Que dire de ses dessins justement ? Avec du noir et blanc travaillé à la plume puis des rajouts de couleurs en numérique parfois, elle s’attache ainsi à  « dissocier les différentes couches du récit« . Ainsi Descartes rêve en bleu quand il est seul, en multicolore quand il converse avec les autres animaux…

Des animaux dont on sait qu’elle aime en proposer les postures et les contours, qu’ils soient réels ou monstrueux comme elle a pu le proposer dans de précédents albums. On laissera au lecteur la surprise de la découverte quant à certains spécimen aujourd’hui disparus…

Pour aller plus loin

Onirisme, théories scientifiques et questionnements philosophiques jalonnent cet ouvrage. De quoi, de prime abord, en repousser sa lecture, se diront certains. Ce serait là une bien belle erreur. Les dialogues enlevés et pleins d’humour allègent ici un propos qui se veut parfois plus sérieux.

Enfin, celles et ceux qui voudraient se familiariser un peu plus avec le théoricien de « l’animal-machine » ou la manière dont la science fit irruption dans son époque liront ces quelques vingt pages d’annexes rédigées par des philosophes et scientifiques.
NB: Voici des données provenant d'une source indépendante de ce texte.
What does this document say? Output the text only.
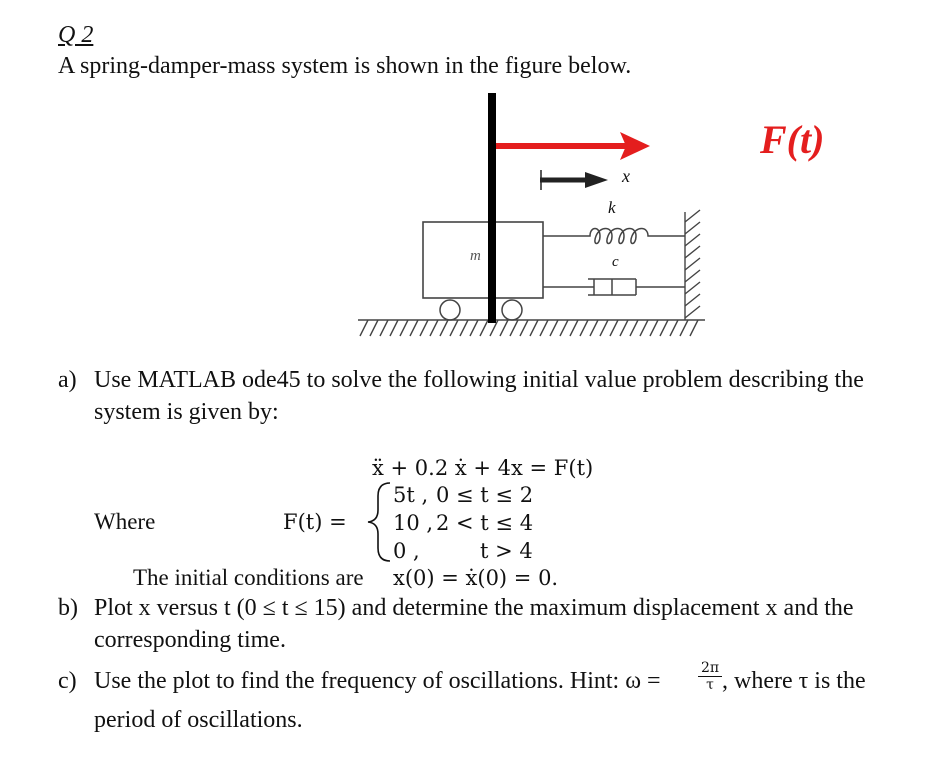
Q 2
A spring-damper-mass system is shown in the figure below.
F(t)
x
k
c
m
a) Use MATLAB ode45 to solve the following initial value problem describing the
system is given by:
ẍ + 0.2 ẋ + 4x = F(t)
Where	F(t) =
5t , 0 ≤ t ≤ 2
10 , 2 < t ≤ 4
0 ,	t > 4
The initial conditions are x(0) = ẋ(0) = 0.
b) Plot x versus t (0 ≤ t ≤ 15) and determine the maximum displacement x and the
corresponding time.
c) Use the plot to find the frequency of oscillations. Hint: ω =	$\frac{2\pi}{\tau}$ , where τ is the
period of oscillations.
Presque quatre siècles après sa mort, le philosophe, nous répétent-ils, est encore résolument moderne…

Article posté le vendredi 05 septembre 2025 par Jean-Michel Gouin

La tête de mort venue de Suède de Daria Schmitt (éditions Dupuis - Aire Libre)
  • La tête de mort venue de Suède
  • Scénario et dessin : Daria Schmitt
  • Editeur : Dupuis
  • Prix : 25 €
  • Parution : août 2025
  • ISBN : 978280850266

Résumé de l’éditeur : Notre histoire débute dans les années 1930, période de crise et de « vaches maigres », lorsque le crâne de René Descartes, trésor de la collection de Georges Cuvier, déambule parmi les squelettes de la galerie d’Anatomie comparée au Jardin des Plantes, en attendant son transfert au musée de l’Homme. Mais après sa trop longue histoire, il est en proie à une grave crise d’identité : le doute dont il avait fait un outil infaillible le ronge, et il n’est même plus sûr d’être qui il est.
Autour de lui, les reliques animales s’animent elles aussi et, pour solder un contentieux vieux de trois siècles, entrent en dialogue avec le théoricien de l’« animal-machine », chacune selon sa personnalité. C’est donc une enquête qui commence, ou plutôt une maïeutique conduite de main de maître par la grande baleine bleue. Il faut aider le crâne à y voir clair, reconstruire son passé et, pourquoi pas, le faire revenir sur certaines théories erronées !
Après Le bestiaire du crépuscule, Daria Schmitt prolonge son exploration des grands mythes et livre avec La tête de mort venue de Suède une nouvelle œuvre puissante et magistrale pour la très prestigieuse collection « Aire Libre ».

À propos de l'auteur de cet article

Jean-Michel Gouin

Passionné par l'écrit, notamment l'histoire, la littérature policière et la bande dessinée, Jean-Michel Gouin a été journaliste radio et presse écrite pendant une trentaine d'années à Poitiers.